Sous le feu des luttes mafieuses

Au Kirghizstan, le conflit a causé plus de deux mille morts et des centaines de milliers de déplacés. Mais les États-Unis et la Russie se gardent d’intervenir pour conserver leurs bases militaires.

Claude-Marie Vadrot  • 24 juin 2010 abonné·es
Sous le feu des luttes mafieuses
© PHOTO : DRACHEV/AFP

Au sud-ouest de la Kirghizie, à l’orée des routes qui ­grimpent vers les montagnes tadjikes et sont encore traversées par des troupeaux de milliers de chevaux à demi sauvages, la ville d’Och a toujours été inquiétante, même du temps de l’Union soviétique. La drogue cultivée en Afghanistan pénétrait alors en masse en URSS, avec la complicité des militaires de l’armée du Kremlin. Elle était – et est encore – en vente presque libre sur l’immense marché qui se tient sur les hauteurs aux environs de la ville, où la plus extrême pauvreté côtoie des richesses insolentes symbolisées par des 4X4 aux vitres fumées. Ensuite, cette drogue pénètre par la plaine de Fergana en Ouzbékistan et finit par arriver jusqu’à Moscou.

Les affrontements qui viennent de mettre aux prises la minorité ouzbek et les Tadjiks ne sont pas les premiers. Bien qu’ils n’aient jamais été si violents, ils ne peuvent être analysés sans référence aux luttes que se livrent depuis plus de deux décennies les deux ou trois groupes de trafiquants qui se partagent le marché. Celui de la drogue et d’autres produits, notamment les matériaux de construction. Les politiques locaux, qui ne peuvent les ignorer ou les éliminer, gouvernent sous leur contrôle. Et sous l’œil de Lénine, dont la statue trône sur la place centrale.
Bilan du conflit : probablement plus de 2 000 morts, des centaines de ­blessés ou de brûlés, entre 200 000 et 250 000 personnes déplacées (dont au moins 75 000 Ouzbeks qui ont réussi à se réfugier de l’autre côté de la frontière), beaucoup de destructions dans la ville, où des coups de feu étaient encore entendus dimanche soir, un approvisionnement alimentaire chaotique, des coupures d’eau et d’électricité, une aide en nourriture déjà en partie détournée et en vente sur les marchés. En visite sur place vendredi, la présidente provisoire du pays, Rosa Otunbaeva, affublée d’un gilet pare-balles, a tenté de rassurer les habitants dans un discours qui n’a pas été très bien accueilli. Il est vrai aussi – autre point expliquant les affrontements – qu’Och reste le fief de l’ancien président Bakiev, chassé début avril par une révolte, dans des conditions qui tenaient plus de la lutte de clans plus ou moins mafieux que d’une idéologie. Son frère Akhmad Bakiev, qui tient la région, y compris en protégeant les trafiquants, est soupçonné, avec ses milices armées, d’avoir été à l’origine des premiers troubles. Lesquels ont commencé quelques jours après la mort d’un chef mafieux, Aïbek Mirsidikov, au cours d’une fusillade peut-être organisée par le gouvernement provisoire kirghiz. Histoire sans doute de désorganiser un « milieu » favorable au président exilé. Lequel observe les événements depuis la Biélorussie, où Alexandre Loukachenko lui a donné l’asile que lui avait refusé un autre dictateur : le président ouzbek, Islam Karimov, qui a éliminé politiquement ou physiquement tous ses adversaires depuis 1990.
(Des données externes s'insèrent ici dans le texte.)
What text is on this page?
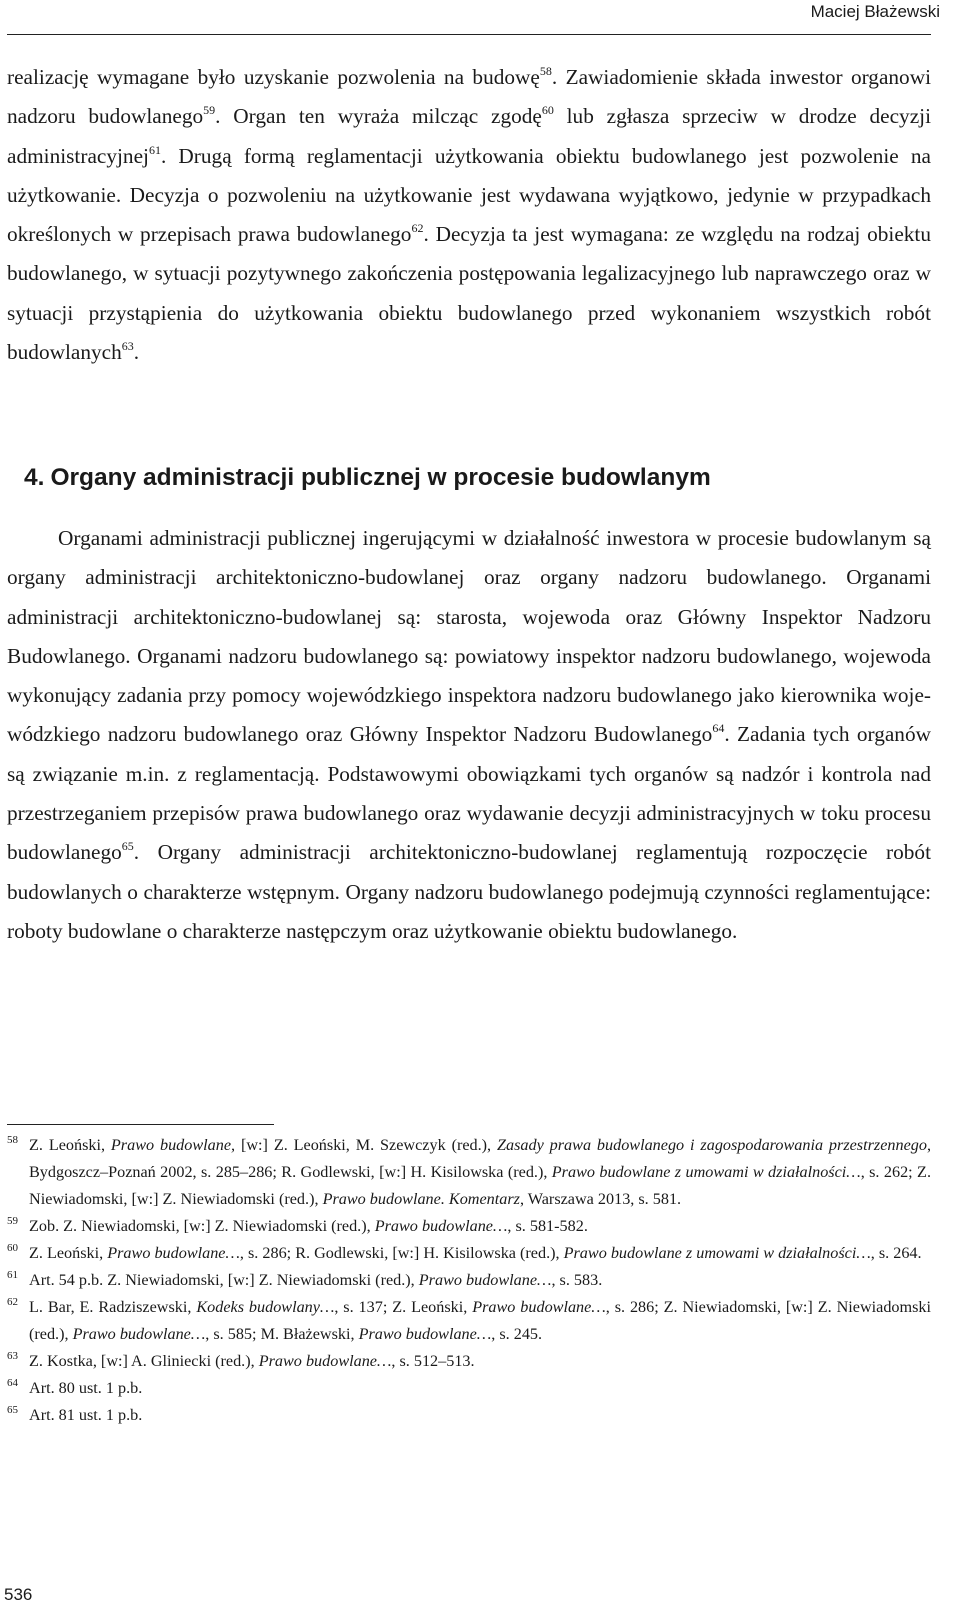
Maciej Błażewski

realizację wymagane było uzyskanie pozwolenia na budowę$^{58}$. Zawiadomienie składa inwestor organowi nadzoru budowlanego$^{59}$. Organ ten wyraża milcząc zgodę$^{60}$ lub zgłasza sprzeciw w drodze decyzji administracyjnej$^{61}$. Drugą formą reglamentacji użytkowania obiektu budowlanego jest pozwolenie na użytkowanie. Decyzja o pozwoleniu na użytkowanie jest wydawana wyjątkowo, jedynie w przypadkach określonych w przepisach prawa budowlanego$^{62}$. Decyzja ta jest wymagana: ze względu na rodzaj obiektu budowlanego, w sytuacji pozytywnego zakończenia postępowania legalizacyjnego lub naprawczego oraz w sytuacji przystąpienia do użytkowania obiektu budowlanego przed wykonaniem wszystkich robót budowlanych$^{63}$.

4. Organy administracji publicznej w procesie budowlanym

Organami administracji publicznej ingerującymi w działalność inwestora w procesie budowlanym są organy administracji architektoniczno-budowlanej oraz organy nadzoru budowlanego. Organami administracji architektoniczno-budowlanej są: starosta, wojewoda oraz Główny Inspektor Nadzoru Budowlanego. Organami nadzoru budowlanego są: powiatowy inspektor nadzoru budowlanego, wojewoda wykonujący zadania przy pomocy wojewódzkiego inspektora nadzoru budowlanego jako kierownika wojewódzkiego nadzoru budowlanego oraz Główny Inspektor Nadzoru Budowlanego$^{64}$. Zadania tych organów są związanie m.in. z reglamentacją. Podstawowymi obowiązkami tych organów są nadzór i kontrola nad przestrzeganiem przepisów prawa budowlanego oraz wydawanie decyzji administracyjnych w toku procesu budowlanego$^{65}$. Organy administracji architektoniczno-budowlanej reglamentują rozpoczęcie robót budowlanych o charakterze wstępnym. Organy nadzoru budowlanego podejmują czynności reglamentujące: roboty budowlane o charakterze następczym oraz użytkowanie obiektu budowlanego.

58 Z. Leoński, Prawo budowlane, [w:] Z. Leoński, M. Szewczyk (red.), Zasady prawa budowlanego i zagospodarowania przestrzennego, Bydgoszcz–Poznań 2002, s. 285–286; R. Godlewski, [w:] H. Kisilowska (red.), Prawo budowlane z umowami w działalności…, s. 262; Z. Niewiadomski, [w:] Z. Niewiadomski (red.), Prawo budowlane. Komentarz, Warszawa 2013, s. 581.
59 Zob. Z. Niewiadomski, [w:] Z. Niewiadomski (red.), Prawo budowlane…, s. 581-582.
60 Z. Leoński, Prawo budowlane…, s. 286; R. Godlewski, [w:] H. Kisilowska (red.), Prawo budowlane z umowami w działalności…, s. 264.
61 Art. 54 p.b. Z. Niewiadomski, [w:] Z. Niewiadomski (red.), Prawo budowlane…, s. 583.
62 L. Bar, E. Radziszewski, Kodeks budowlany…, s. 137; Z. Leoński, Prawo budowlane…, s. 286; Z. Niewiadomski, [w:] Z. Niewiadomski (red.), Prawo budowlane…, s. 585; M. Błażewski, Prawo budowlane…, s. 245.
63 Z. Kostka, [w:] A. Gliniecki (red.), Prawo budowlane…, s. 512–513.
64 Art. 80 ust. 1 p.b.
65 Art. 81 ust. 1 p.b.
536
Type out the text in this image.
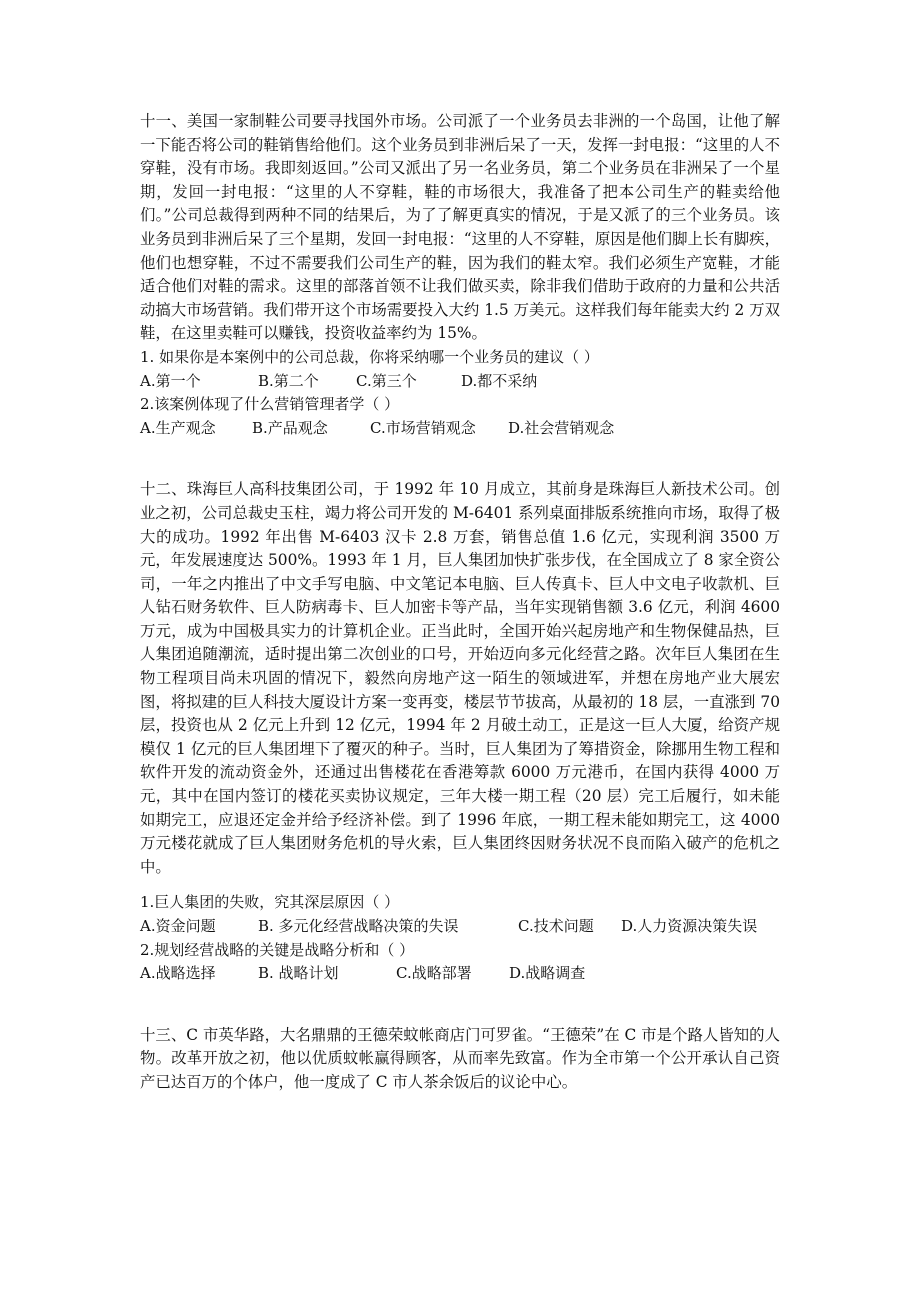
十一、美国一家制鞋公司要寻找国外市场。公司派了一个业务员去非洲的一个岛国，让他了解一下能否将公司的鞋销售给他们。这个业务员到非洲后呆了一天，发挥一封电报：“这里的人不穿鞋，没有市场。我即刻返回。”公司又派出了另一名业务员，第二个业务员在非洲呆了一个星期，发回一封电报：“这里的人不穿鞋，鞋的市场很大，我准备了把本公司生产的鞋卖给他们。”公司总裁得到两种不同的结果后，为了了解更真实的情况，于是又派了的三个业务员。该业务员到非洲后呆了三个星期，发回一封电报：“这里的人不穿鞋，原因是他们脚上长有脚疾，他们也想穿鞋，不过不需要我们公司生产的鞋，因为我们的鞋太窄。我们必须生产宽鞋，才能适合他们对鞋的需求。这里的部落首领不让我们做买卖，除非我们借助于政府的力量和公共活动搞大市场营销。我们带开这个市场需要投入大约 1.5 万美元。这样我们每年能卖大约 2 万双鞋，在这里卖鞋可以赚钱，投资收益率约为 15%。

1. 如果你是本案例中的公司总裁，你将采纳哪一个业务员的建议（ ）

A.第一个	B.第二个 C.第三个	D.都不采纳

2.该案例体现了什么营销管理者学（ ）

A.生产观念 B.产品观念	C.市场营销观念 D.社会营销观念

十二、珠海巨人高科技集团公司，于 1992 年 10 月成立，其前身是珠海巨人新技术公司。创业之初，公司总裁史玉柱，竭力将公司开发的 M-6401 系列桌面排版系统推向市场，取得了极大的成功。1992 年出售 M-6403 汉卡 2.8 万套，销售总值 1.6 亿元，实现利润 3500 万元，年发展速度达 500%。1993 年 1 月，巨人集团加快扩张步伐，在全国成立了 8 家全资公司，一年之内推出了中文手写电脑、中文笔记本电脑、巨人传真卡、巨人中文电子收款机、巨人钻石财务软件、巨人防病毒卡、巨人加密卡等产品，当年实现销售额 3.6 亿元，利润 4600 万元，成为中国极具实力的计算机企业。正当此时，全国开始兴起房地产和生物保健品热，巨人集团追随潮流，适时提出第二次创业的口号，开始迈向多元化经营之路。次年巨人集团在生物工程项目尚未巩固的情况下，毅然向房地产这一陌生的领域进军，并想在房地产业大展宏图，将拟建的巨人科技大厦设计方案一变再变，楼层节节拔高，从最初的 18 层，一直涨到 70 层，投资也从 2 亿元上升到 12 亿元，1994 年 2 月破土动工，正是这一巨人大厦，给资产规模仅 1 亿元的巨人集团埋下了覆灭的种子。当时，巨人集团为了筹措资金，除挪用生物工程和软件开发的流动资金外，还通过出售楼花在香港筹款 6000 万元港币，在国内获得 4000 万元，其中在国内签订的楼花买卖协议规定，三年大楼一期工程（20 层）完工后履行，如未能如期完工，应退还定金并给予经济补偿。到了 1996 年底，一期工程未能如期完工，这 4000 万元楼花就成了巨人集团财务危机的导火索，巨人集团终因财务状况不良而陷入破产的危机之中。

1.巨人集团的失败，究其深层原因（ ）

A.资金问题	B. 多元化经营战略决策的失误	C.技术问题 D.人力资源决策失误

2.规划经营战略的关键是战略分析和（ ）

A.战略选择	B. 战略计划	C.战略部署 D.战略调查

十三、C 市英华路，大名鼎鼎的王德荣蚊帐商店门可罗雀。“王德荣”在 C 市是个路人皆知的人物。改革开放之初，他以优质蚊帐赢得顾客，从而率先致富。作为全市第一个公开承认自己资产已达百万的个体户，他一度成了 C 市人茶余饭后的议论中心。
Tous les tyrans que l’Union soviétique a légués aux républiques d’Asie centrale indépendantes depuis 1990 se sont révélés incapables de gérer les dissensions entre les minorités d’un sous-continent où l’histoire a brassé les peuples. L’absence de tout débat et de toute vie démocratiques a d’autant plus cristallisé les oppositions qu’elles ont souvent été instru­mentalisées. Pour ce qui concerne la plaine de Fergana, où les Ouzbeks tentent de se réfugier,
la création de groupes musulmans intégristes n’a pas arrangé la situation.
Ni les États-Unis ni la Russie, qui entretiennent chacun une base dans la région de Bichkek, la capitale kirghize, loin des affrontements, ne tiennent à se mêler des soubresauts du pays. Ils ont tout à y perdre, à commencer par leur implantation militaire. Une assurance de contrôle ultime pour les Russes en cas d’explosion dans la région, et une plate-forme importante pour l’approvisionnement de leurs troupes vers l’Afghanistan pour les Américains. Ouzbeks et Kirghizes peuvent mourir tranquilles, personne ne va les en empêcher.